The terrorist attacks on Sept. 11, 2001 that destroyed the World Trade Center in Manhattan caused financial services firms to move their data centers outside New York City. Initially, many establishments operated within Manhattan or Brooklyn. But, after the events of 9/11, financial regulators encouraged those entities to move outside the city.
They did so in favor of “geographic diversity,” and asserted that moving outside the city to a new location, such as one in New Jersey, would put those financial companies far enough from danger if future attacks happened. This helped a wholesale data center market to get established in Central New Jersey, and it’s still going strong.
A similar relocation of data centers happened in late October 2012, when Superstorm Sandy pummeled the East Coast. Those weather events posed challenges for data centers, especially when it became necessary to move IT equipment out of the flood-prone areas of lower Manhattan.
The Effect of the 2008 Financial Crisis
The same leasing model the tenants of Equinix NY4 use became especially popular following the 2008 financial crisis. Up to that point, the financial services industry built standalone, single-tenant data centers in New York or New Jersey.
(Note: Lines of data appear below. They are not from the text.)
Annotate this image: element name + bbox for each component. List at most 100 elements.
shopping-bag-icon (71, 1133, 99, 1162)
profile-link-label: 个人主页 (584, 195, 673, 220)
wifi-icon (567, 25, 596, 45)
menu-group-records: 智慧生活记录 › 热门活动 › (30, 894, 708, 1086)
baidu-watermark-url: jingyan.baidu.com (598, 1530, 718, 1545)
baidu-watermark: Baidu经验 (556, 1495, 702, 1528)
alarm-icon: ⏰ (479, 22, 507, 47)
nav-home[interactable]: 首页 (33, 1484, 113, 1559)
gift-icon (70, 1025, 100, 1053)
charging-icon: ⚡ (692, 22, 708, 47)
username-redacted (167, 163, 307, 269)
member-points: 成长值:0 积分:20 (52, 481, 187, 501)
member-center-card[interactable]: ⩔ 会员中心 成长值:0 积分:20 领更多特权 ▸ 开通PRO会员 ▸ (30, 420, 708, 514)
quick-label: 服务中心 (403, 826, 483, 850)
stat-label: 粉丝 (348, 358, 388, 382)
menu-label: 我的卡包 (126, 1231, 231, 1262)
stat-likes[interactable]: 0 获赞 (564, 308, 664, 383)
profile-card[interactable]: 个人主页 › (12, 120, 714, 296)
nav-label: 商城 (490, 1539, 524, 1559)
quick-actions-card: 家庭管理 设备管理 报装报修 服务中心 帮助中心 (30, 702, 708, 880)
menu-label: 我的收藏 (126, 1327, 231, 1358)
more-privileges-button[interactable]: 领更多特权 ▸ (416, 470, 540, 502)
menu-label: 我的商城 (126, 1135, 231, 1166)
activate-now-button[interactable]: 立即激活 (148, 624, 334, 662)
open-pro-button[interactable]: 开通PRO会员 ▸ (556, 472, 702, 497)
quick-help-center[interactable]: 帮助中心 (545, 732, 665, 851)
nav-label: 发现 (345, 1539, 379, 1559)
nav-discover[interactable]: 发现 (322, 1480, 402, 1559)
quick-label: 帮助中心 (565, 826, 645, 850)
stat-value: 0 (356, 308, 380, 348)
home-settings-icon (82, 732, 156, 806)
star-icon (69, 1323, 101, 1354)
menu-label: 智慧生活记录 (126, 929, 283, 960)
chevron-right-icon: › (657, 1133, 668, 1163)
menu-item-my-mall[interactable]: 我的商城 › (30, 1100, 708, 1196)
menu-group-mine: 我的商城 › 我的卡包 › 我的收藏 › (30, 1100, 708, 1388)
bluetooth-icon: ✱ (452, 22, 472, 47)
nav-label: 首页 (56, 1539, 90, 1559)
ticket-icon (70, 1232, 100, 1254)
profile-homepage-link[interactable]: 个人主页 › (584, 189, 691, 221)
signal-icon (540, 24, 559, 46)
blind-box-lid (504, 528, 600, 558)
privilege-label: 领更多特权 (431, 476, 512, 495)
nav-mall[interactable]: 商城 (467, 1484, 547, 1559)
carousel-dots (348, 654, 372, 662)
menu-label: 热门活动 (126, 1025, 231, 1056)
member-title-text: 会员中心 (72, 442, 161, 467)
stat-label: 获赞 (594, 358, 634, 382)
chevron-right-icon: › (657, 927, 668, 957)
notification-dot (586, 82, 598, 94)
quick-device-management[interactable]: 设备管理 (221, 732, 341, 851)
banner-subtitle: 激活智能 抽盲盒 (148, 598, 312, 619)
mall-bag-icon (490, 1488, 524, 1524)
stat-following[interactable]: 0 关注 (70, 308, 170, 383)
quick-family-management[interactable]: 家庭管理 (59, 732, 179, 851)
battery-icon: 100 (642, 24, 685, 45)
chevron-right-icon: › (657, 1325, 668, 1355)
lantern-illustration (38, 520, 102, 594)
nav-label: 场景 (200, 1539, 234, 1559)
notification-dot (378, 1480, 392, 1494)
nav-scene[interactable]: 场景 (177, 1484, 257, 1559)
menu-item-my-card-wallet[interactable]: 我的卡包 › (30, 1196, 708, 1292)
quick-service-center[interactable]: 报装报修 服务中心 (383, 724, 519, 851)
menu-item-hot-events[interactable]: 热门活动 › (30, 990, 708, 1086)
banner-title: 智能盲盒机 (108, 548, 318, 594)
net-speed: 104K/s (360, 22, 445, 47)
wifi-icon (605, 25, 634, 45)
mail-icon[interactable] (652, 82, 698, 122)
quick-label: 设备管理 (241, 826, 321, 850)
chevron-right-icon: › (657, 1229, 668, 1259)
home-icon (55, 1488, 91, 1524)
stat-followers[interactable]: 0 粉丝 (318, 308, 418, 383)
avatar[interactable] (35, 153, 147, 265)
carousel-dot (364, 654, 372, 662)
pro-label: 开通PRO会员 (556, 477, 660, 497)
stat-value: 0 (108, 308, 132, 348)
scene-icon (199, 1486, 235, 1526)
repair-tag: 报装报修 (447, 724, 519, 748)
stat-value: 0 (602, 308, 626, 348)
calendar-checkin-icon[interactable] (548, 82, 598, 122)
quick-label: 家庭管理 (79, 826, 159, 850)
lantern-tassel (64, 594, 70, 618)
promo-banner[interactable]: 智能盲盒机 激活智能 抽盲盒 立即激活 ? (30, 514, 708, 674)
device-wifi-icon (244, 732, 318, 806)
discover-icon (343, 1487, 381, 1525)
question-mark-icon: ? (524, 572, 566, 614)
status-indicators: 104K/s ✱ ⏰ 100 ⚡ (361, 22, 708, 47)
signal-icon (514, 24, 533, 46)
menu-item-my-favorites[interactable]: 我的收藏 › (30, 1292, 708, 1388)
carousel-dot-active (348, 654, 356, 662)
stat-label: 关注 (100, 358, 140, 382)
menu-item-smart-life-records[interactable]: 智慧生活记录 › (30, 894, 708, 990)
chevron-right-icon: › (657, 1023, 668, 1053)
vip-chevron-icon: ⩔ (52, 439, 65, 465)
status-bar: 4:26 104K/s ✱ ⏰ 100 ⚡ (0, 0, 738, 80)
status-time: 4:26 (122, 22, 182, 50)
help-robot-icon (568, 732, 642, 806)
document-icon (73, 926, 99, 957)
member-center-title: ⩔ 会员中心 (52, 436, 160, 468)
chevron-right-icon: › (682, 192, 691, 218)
However, the credit crunch of the 2008 economic troubles placed a premium on holding cash reserves. Data centers are expensive to build, and many financial services companies shifted their business model to make it more suitable to the new economic conditions of 2008 and the following years of the downturn. Instead of spending significant amounts of money to build data centers, financial services companies turned to providers that offered facilities for lease.
Amazon Web Services, which uses a cloud computing model, leasing server capacity instead of physical data center space, was also gaining momentum around the time of the 2008 crash. That’s because this approach lets companies save on IT costs without sacrificing the services they need.
Using Artificial Intelligence to Make Trading Decisions
When financial traders have sufficient information, they can make the most effective decisions as the market fluctuates. People are increasingly using artificial intelligence (AI) to get better results in the financial sector. The AI Powered Equity is an exchange-traded fund that uses AI to constantly check the market for undervalued stocks.
The technology garnered interest among investors and people curious about AI’s potential in the financial realm. Additionally, there are various cases of individuals using AI to analyze Twitter feeds and consumer sentiment to determine how the comments people post online could result in stock price shifts.
A company called Orbital Insight combines satellite imagery and big data analysis to give clients information about their respective fields. In the case of the stock market, Orbital Insight found a decline in the number of cars in JCPenney’s parking lots corresponded with downward stock prices.
AI applications require processing at well-equipped data centers. Unnecessary delays in the financial trading sector could make people miss out on opportunities that could grow their wealth.
The financial sector depends on data centers for success. That will almost certainly remain true as data-driven technologies become more advanced and financial entities explore them.